In his opening speech at an event organised by his services, Maas stated that conflicts are preordained.
Climate change is acting as a catalyst all over the world: drought, crop failures, floods, conflicts over land use, new migration flows. All efforts must now focus on the fight against climate change – even the UN Security Council, which normally deals with armed conflicts, needs to get involved.
Germany’s two-year membership in the UN Security Council, between 2019 and 2021, gave it the ability to launch this Call for Action.
“We want to change the structure of the UN Security Council’s work. Right now, we only deal with crises, conflicts and wars when they have already taken place. People have to die. And it is not enough for them to starve to death or to die of thirst. One has to be a victim of armed violence,” criticised Maas.
If the UN Security Council is to increase its preventive work new mechanisms are needed to be able to react much earlier and a key element of this Call for Action is the development of such systems.
For example, the Potsdam Institute for Climate Impact Research, in cooperation with the German Foreign Office, is currently developing such an early warning system for the Sahel region – with a particular focus on food security.
A wider-encompassing early warning system is also expected to be developed in cooperation with local communities, according to the Potsdam Institute’s researchers, Ottmar Edenhofer and Johan Rockström.
In addition, an international network of experts has been entrusted with the preparation of several regional analyses, including studies on the Amazon Basin and the situation of small island states.
At the start of April, the Foreign Office organised a UN workshop on how the consequences of climate change could be better taken into account when analysing conflicts. As a result, a UN body has now developed a new analysis tool that will be tested “shortly” in the Horn of Africa.
Maas is also suggesting that the UN publishes a report on a regular basis – he calls it the “Global Risk and Foresight Assessment,” which is intended to identify concrete solutions. With the help of well-founded analyses, the international community is to be made aware of the extent to which climate change is exacerbating conflicts worldwide.
In addition to focusing on comprehensive analyses, the Call for Action calls on strengthening the United Nations’ capacity to act on climate and security issues. This is to be achieved by involving experts in climate and conflict issues.
The first expert will start working in Somalia in the next few weeks, Maas announced. “It is a small step but if it becomes the norm in all peace missions and conflict areas, it can have a huge impact,” he added.
Finally, he called for greater coherence in terms of policy in projects that focus on climate, sustainable development, security and peace-building.
As an example, Maas cited a mediation project in Nigeria that has been running since 2016, which aims to ensure mediation between predominantly Muslim shepherds and Christian farmers when these face land-related conflicts.

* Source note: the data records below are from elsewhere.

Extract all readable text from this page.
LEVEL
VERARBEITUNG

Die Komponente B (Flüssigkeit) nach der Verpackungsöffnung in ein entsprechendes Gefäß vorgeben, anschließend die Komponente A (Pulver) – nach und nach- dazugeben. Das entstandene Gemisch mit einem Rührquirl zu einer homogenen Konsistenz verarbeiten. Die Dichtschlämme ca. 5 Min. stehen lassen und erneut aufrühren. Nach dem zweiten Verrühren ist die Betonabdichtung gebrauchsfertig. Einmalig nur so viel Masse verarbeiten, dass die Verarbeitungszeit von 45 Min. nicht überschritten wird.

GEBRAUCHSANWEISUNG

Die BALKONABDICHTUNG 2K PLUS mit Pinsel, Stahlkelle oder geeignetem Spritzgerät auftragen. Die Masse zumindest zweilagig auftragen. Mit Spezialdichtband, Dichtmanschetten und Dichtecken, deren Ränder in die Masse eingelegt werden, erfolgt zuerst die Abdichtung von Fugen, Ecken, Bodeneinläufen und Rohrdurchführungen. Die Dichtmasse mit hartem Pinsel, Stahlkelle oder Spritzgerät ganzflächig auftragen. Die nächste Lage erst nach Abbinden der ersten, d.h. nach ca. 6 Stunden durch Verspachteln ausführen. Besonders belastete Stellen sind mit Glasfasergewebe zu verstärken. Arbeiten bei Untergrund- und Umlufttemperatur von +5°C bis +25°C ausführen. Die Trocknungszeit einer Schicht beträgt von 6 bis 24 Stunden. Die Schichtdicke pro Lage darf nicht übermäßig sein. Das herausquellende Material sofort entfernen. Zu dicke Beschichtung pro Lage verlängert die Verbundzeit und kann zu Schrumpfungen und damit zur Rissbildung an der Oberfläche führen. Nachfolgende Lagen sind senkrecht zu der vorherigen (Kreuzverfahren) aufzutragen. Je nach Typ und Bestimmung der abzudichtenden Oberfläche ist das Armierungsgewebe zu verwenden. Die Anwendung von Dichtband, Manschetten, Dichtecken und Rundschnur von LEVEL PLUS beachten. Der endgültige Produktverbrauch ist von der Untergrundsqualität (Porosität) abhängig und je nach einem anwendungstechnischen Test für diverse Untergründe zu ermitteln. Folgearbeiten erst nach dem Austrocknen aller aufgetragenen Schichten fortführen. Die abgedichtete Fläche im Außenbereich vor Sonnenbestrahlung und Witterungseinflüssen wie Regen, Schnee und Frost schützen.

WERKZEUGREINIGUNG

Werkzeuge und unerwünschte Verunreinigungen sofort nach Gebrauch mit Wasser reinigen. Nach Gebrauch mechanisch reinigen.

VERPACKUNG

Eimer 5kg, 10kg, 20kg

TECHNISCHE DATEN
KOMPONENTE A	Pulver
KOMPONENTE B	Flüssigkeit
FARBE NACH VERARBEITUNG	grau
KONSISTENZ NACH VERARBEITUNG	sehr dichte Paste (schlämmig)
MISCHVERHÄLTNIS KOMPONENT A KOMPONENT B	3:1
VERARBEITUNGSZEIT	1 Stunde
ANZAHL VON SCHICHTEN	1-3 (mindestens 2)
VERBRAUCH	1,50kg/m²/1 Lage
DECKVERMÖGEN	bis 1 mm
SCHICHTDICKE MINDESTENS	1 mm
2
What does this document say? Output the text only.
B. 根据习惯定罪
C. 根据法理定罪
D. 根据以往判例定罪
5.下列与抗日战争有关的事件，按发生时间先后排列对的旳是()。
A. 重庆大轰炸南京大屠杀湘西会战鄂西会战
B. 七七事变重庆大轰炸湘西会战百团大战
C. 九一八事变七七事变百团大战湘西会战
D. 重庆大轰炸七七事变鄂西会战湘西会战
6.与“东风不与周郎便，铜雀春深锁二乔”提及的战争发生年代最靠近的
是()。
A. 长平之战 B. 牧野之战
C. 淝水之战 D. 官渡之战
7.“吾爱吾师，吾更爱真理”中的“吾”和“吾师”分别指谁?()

“Here the focus is not directed at religion, but on the increasingly scarce resources in the Sahel region. We work directly with churches. Climate protection and conflict prevention already go hand in hand,” said Maas. This approach could also benefit many other regions.
In any case, the goal is to deliver as quickly as possible, which calls for a global effort.
For example, Germany must no longer pull on the brakes when France makes ambitious proposals. Achieving the international climate targets is the new imperative of German foreign policy, Maas said.
The Call for Action is also supported by the Potsdam Institute for Climate Impact Research, and by the research and consulting institute adelphi.
Among the participants of the Climate and Security Conference were former US Secretary of State John Kerry, President of the Pacific Island State Nauru Baron Waqa, as well as Ghana’s Secretary of State Shirley Botchwey.
Nauru and Ghana are among the “group of friends” that includes 50 other states, which, along with Germany, are eager to strengthen the focus on the climate crisis.
Their country reports on the already visible consequences of climate change should complement scientific analyses and make them easier for the international community to understand as they provide concrete examples.
“When entire communities are washed away by floods or droughts destroy the land, more and more people from rural areas end up in our cities. If they cannot find work there, they will make their way to Europe. You have to start investing so you can help us deal with the situation,” Botchwey said.